There are plenty of thirty-something female reporters, but she is a youngster in the Kiwi media commentariat.

Heather du Plessis-Allan left university in 2005 and took a road that is nowadays less travelled. Instead of a post-graduate journalism course, she took a cadetship at MediaWorks RadioLive. Twelve years later – and after a stint co-hosting the TV3 7pm current affairs show Story – du Plessis-Allan is a columnist in the Herald On Sunday and talkback host on NewstalkZB in Wellington.

She is 33 and from the same generation as Jacinda Ardern. There are plenty of thirty-something female reporters, but she is a youngster in the Kiwi media commentariat. She moved to New Zealand from South Africa at 12. On-air, she developed a reputation for being in your face. The word “feisty” springs to mind. She had a slow rise as political reporter at TVNZ.

“I never really fitted the mould of a female broadcaster – gentle and maternal, with lovely feminine qualities,” she told Mediaweek.

“I think I was hired as a bloke,” she added with a laugh.

After three years in the press gallery for TVNZ she had an 18-month run at TV3’s 7pm show Story in 2015 and 2016, co-hosting with Duncan Garner. Story was replaced by much lighter The Project run by Entertainment. Story was run by News.

There has been a lot of gnashing of teeth about the softening of the 7pm timeslot, both at Three and at TVNZ.

“News and current affairs departments want to hold on to that timeslot. I would say just let it go, let the entertainment guys take it and do what they want to,” said du Plessis-Allan.

“I don’t know what the future of the 7pm timeslot is, and I would not want to predict its demise.

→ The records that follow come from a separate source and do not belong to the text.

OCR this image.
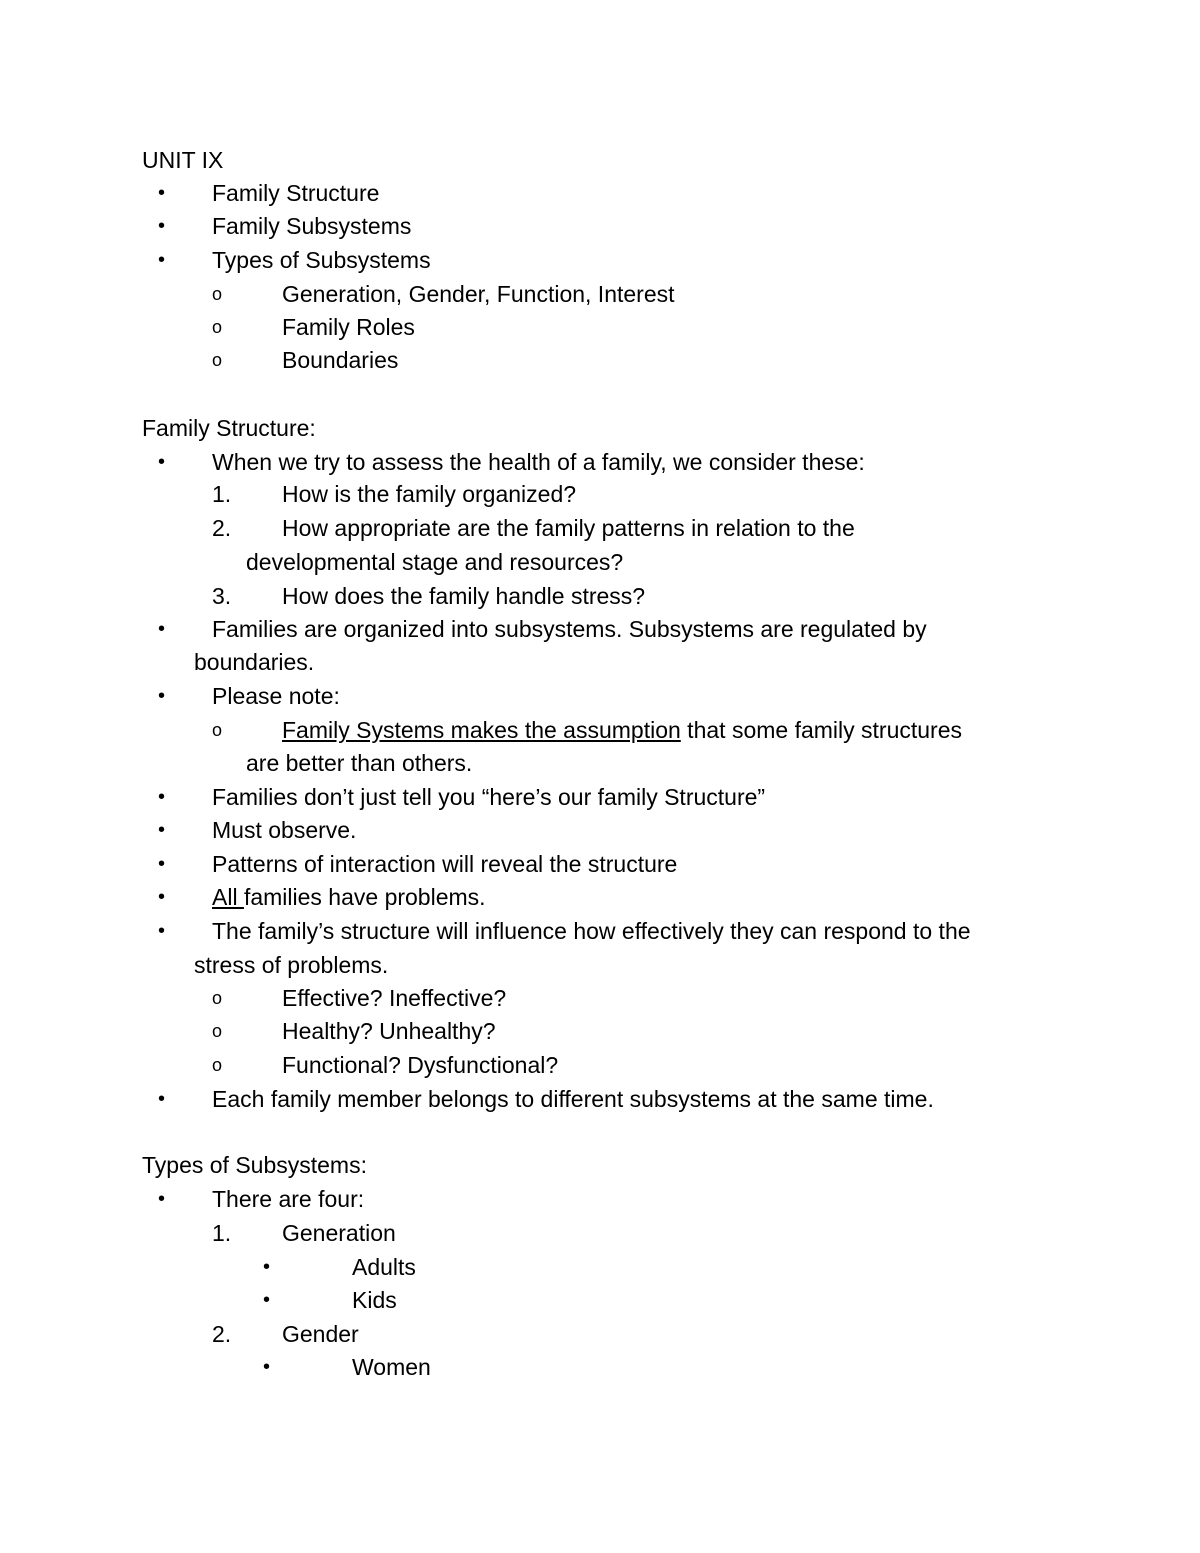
UNIT IX
• Family Structure
• Family Subsystems
• Types of Subsystems
o	Generation, Gender, Function, Interest
o	Family Roles
o	Boundaries
Family Structure:
• When we try to assess the health of a family, we consider these:
1. How is the family organized?
2. How appropriate are the family patterns in relation to the
developmental stage and resources?
3. How does the family handle stress?
• Families are organized into subsystems. Subsystems are regulated by
boundaries.
• Please note:
o	Family Systems makes the assumption that some family structures
are better than others.
• Families don’t just tell you “here’s our family Structure”
• Must observe.
• Patterns of interaction will reveal the structure
• All families have problems.
• The family’s structure will influence how effectively they can respond to the
stress of problems.
o	Effective? Ineffective?
o	Healthy? Unhealthy?
o	Functional? Dysfunctional?
• Each family member belongs to different subsystems at the same time.
Types of Subsystems:
• There are four:
1. Generation
•	Adults
•	Kids
2. Gender
•	Women
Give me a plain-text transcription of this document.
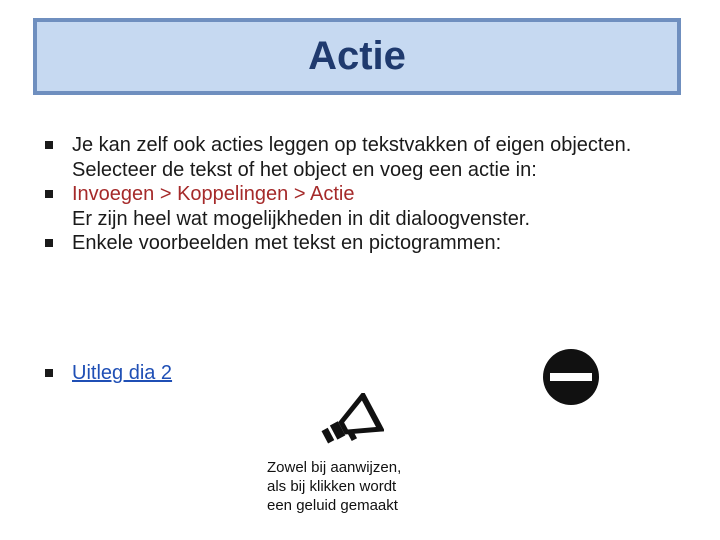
Actie
Je kan zelf ook acties leggen op tekstvakken of eigen objecten. Selecteer de tekst of het object en voeg een actie in:
Invoegen > Koppelingen > Actie
Er zijn heel wat mogelijkheden in dit dialoogvenster.
Enkele voorbeelden met tekst en pictogrammen:
Uitleg dia 2
Zowel bij aanwijzen,
als bij klikken wordt
een geluid gemaakt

“But going to entertainment is not the end of the world,” she added.

It is a strong opinion, which might explain du Plessis-Allan’s newfound love for talkback.

“I have only been doing it since January, so perhaps it is still a novelty.

“So far, I have genuinely not missed TV. I know people say that, but it is true.

“With radio you get to be deep inside events more than you do with TV. It is pretty rare in TV, apart from on election nights.”

Along with her Herald on Sunday gig, du Plessis-Allan is cemented in an upper rung of commentators. Talk radio listenership tends to be from the right of the political spectrum but Wellington trends to Labour and Greens voters.

“People in Wellington are interested in politics,” she said.

“There is this idea that talk audiences are made up of irrational people who will never change their mind. I have lost my rag on occasion. But in most cases people want to have a conversation.”

Certainly, the radio talkback format has softened over the past few years after the departure of the hard-edged antagonism of Michael Laws on RadioLive.

Paul Henry – who has now moved to Palm Springs – was not in talkback. But he had a reputation for saying the unsayable, and du Plessis-Allan admired him.

If I could model myself on a broadcaster, it would be on Paul Henry. When you talked to him you knew he was smart. He had the ability to allow people to enjoy the things he is going to say. If I could achieve an eighth of what he did as a broadcaster, I would die a happy woman,” du Plessis-Allan said.